Regarding (1), I say “elitist” is just a pejorative for “experts.” And I ask any of these anti-elitists whether they would trust their triple-bypass surgery to a Harvard University summa cum laude or their best friend in the whole wide world. Moreover, I think at the heart of the matter is simply a huge bruise to the ego that “my feelings” don’t count the same as anyone’s else. That, and/or the suspicion that the “elite” are a cabal that seek only to further political agendas. To which I ask, even if that happened, how is that any different than the situation we now live under?
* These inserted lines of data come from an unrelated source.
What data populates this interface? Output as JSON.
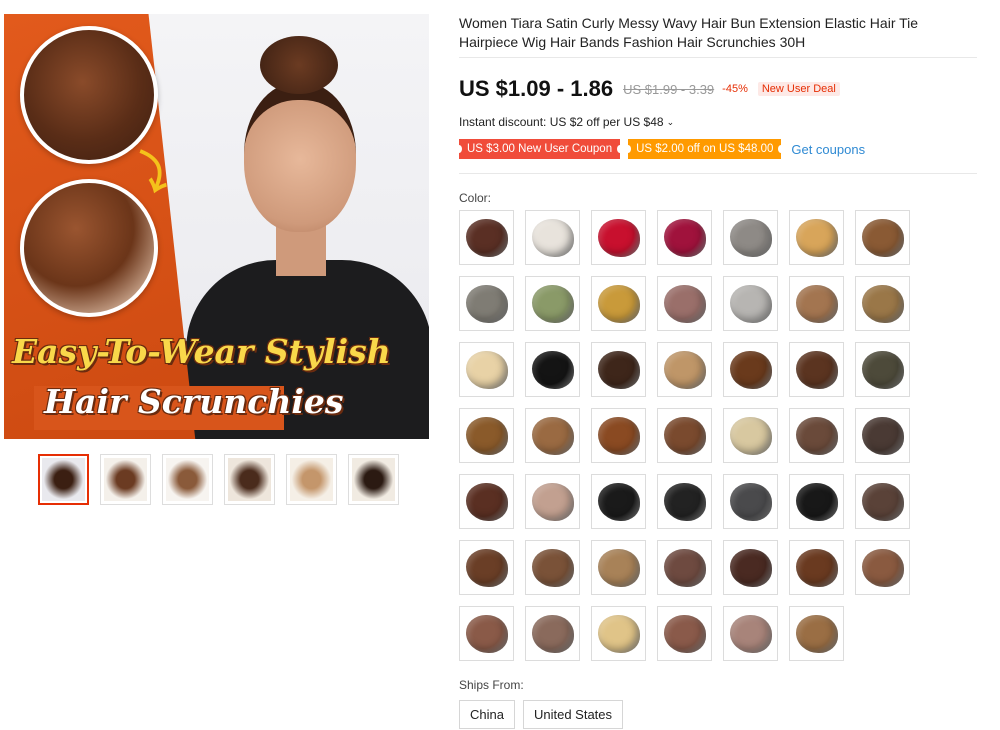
{
  "product": {
    "title": "Women Tiara Satin Curly Messy Wavy Hair Bun Extension Elastic Hair Tie Hairpiece Wig Hair Bands Fashion Hair Scrunchies 30H"
  },
  "gallery": {
    "promo_line1": "Easy-To-Wear Stylish",
    "promo_line2": "Hair Scrunchies",
    "thumbnails": [
      {
        "colors": [
          "#e9e9ee",
          "#3b1f12"
        ]
      },
      {
        "colors": [
          "#f4f0ea",
          "#6b3b22"
        ]
      },
      {
        "colors": [
          "#f7f4f0",
          "#8a5a3a"
        ]
      },
      {
        "colors": [
          "#eee6dc",
          "#4a2b1c"
        ]
      },
      {
        "colors": [
          "#f5efe6",
          "#c4966b"
        ]
      },
      {
        "colors": [
          "#f1ebe2",
          "#2b1a12"
        ]
      }
    ]
  },
  "pricing": {
    "price_range": "US $1.09 - 1.86",
    "original_range": "US $1.99 - 3.39",
    "discount": "-45%",
    "deal_badge": "New User Deal",
    "instant_discount": "Instant discount: US $2 off per US $48",
    "coupon_red": "US $3.00 New User Coupon",
    "coupon_orange": "US $2.00 off on US $48.00",
    "get_coupons": "Get coupons"
  },
  "colors": {
    "accent": "#e62e04",
    "coupon_red": "#f04c3a",
    "coupon_orange": "#ff9a00",
    "link": "#2f8ad3"
  },
  "color_option": {
    "label": "Color:",
    "swatches": [
      "#5a2f24",
      "#e8e3dc",
      "#c8102e",
      "#a0123c",
      "#8e8a86",
      "#d8a55a",
      "#8a5a34",
      "#7f7c74",
      "#8a9a68",
      "#c99a3a",
      "#9a6f6a",
      "#b7b5b2",
      "#a37550",
      "#9a7748",
      "#e8d2a6",
      "#141414",
      "#3e261a",
      "#bf9668",
      "#6a3a1c",
      "#5b3420",
      "#4d4a3a",
      "#8a5a2a",
      "#9a6a42",
      "#8a4a22",
      "#7a4a2e",
      "#d8c8a0",
      "#6a4a3a",
      "#4a3a34",
      "#5a2f22",
      "#c2a090",
      "#1a1a1a",
      "#222222",
      "#4a4a4c",
      "#181818",
      "#5a4238",
      "#6a3e26",
      "#7a5238",
      "#a88258",
      "#6e4a40",
      "#4a2a22",
      "#6a3a20",
      "#8a5a40",
      "#8a5a48",
      "#8a6a5c",
      "#e0c488",
      "#8a5a4a",
      "#a8847a",
      "#9a6e44"
    ]
  },
  "shipping": {
    "label": "Ships From:",
    "options": [
      "China",
      "United States"
    ]
  }
}
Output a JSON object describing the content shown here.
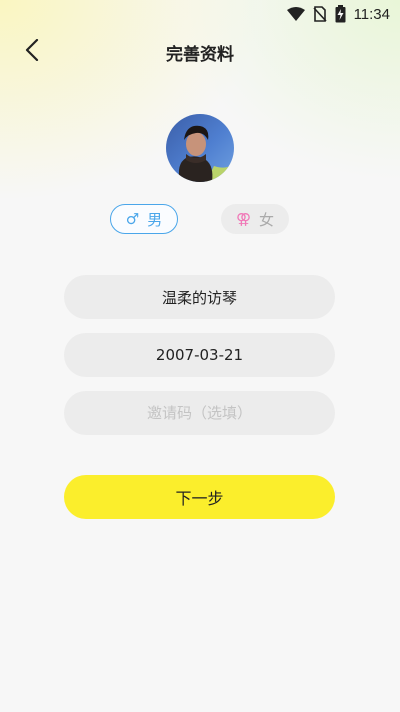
{
  "status_bar": {
    "time": "11:34"
  },
  "header": {
    "title": "完善资料"
  },
  "avatar": {
    "alt": "user avatar"
  },
  "gender": {
    "male": {
      "symbol": "♂",
      "label": "男"
    },
    "female": {
      "symbol": "⚢",
      "label": "女"
    },
    "selected": "male"
  },
  "form": {
    "nickname": {
      "value": "温柔的访琴"
    },
    "birthday": {
      "value": "2007-03-21"
    },
    "invite_code": {
      "value": "",
      "placeholder": "邀请码（选填）"
    }
  },
  "actions": {
    "next_label": "下一步"
  },
  "colors": {
    "accent_yellow": "#fbee2c",
    "male_blue": "#4aa6ea",
    "female_pink": "#f07ab8",
    "field_bg": "#ececec"
  },
  "icons": {
    "back": "chevron-left-icon",
    "wifi": "wifi-icon",
    "no_sim": "no-sim-icon",
    "battery": "battery-charging-icon"
  }
}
Which brings me to (2): who is to say that while a process doesn’t represent the democratic ideal (keeping in mind we don’t live in a pure democracy), that the experts wouldn’t be seeking a result that benefits the people? I sure as hell aren’t gay and whether Prop 8 passed or not did not affect me one iota. But the systematic maligning of homosexuals offended me as a human and as an American.

Facts do not change depending on what political party you belong to; so long as the exam stuck to the facts — not the interpretation and extrapolation of those facts — we could at least disembark from an educated starting point.

I’m perhaps getting a little fed up with a trend of anti-intellectualism that I’ve been experiencing more frequently lately. And the Internet’s ability to promulgate information is dwarfed only by it’s ability to promulgate misinformation.

Okay, I’m out of steam. Your turn: tear me a new one.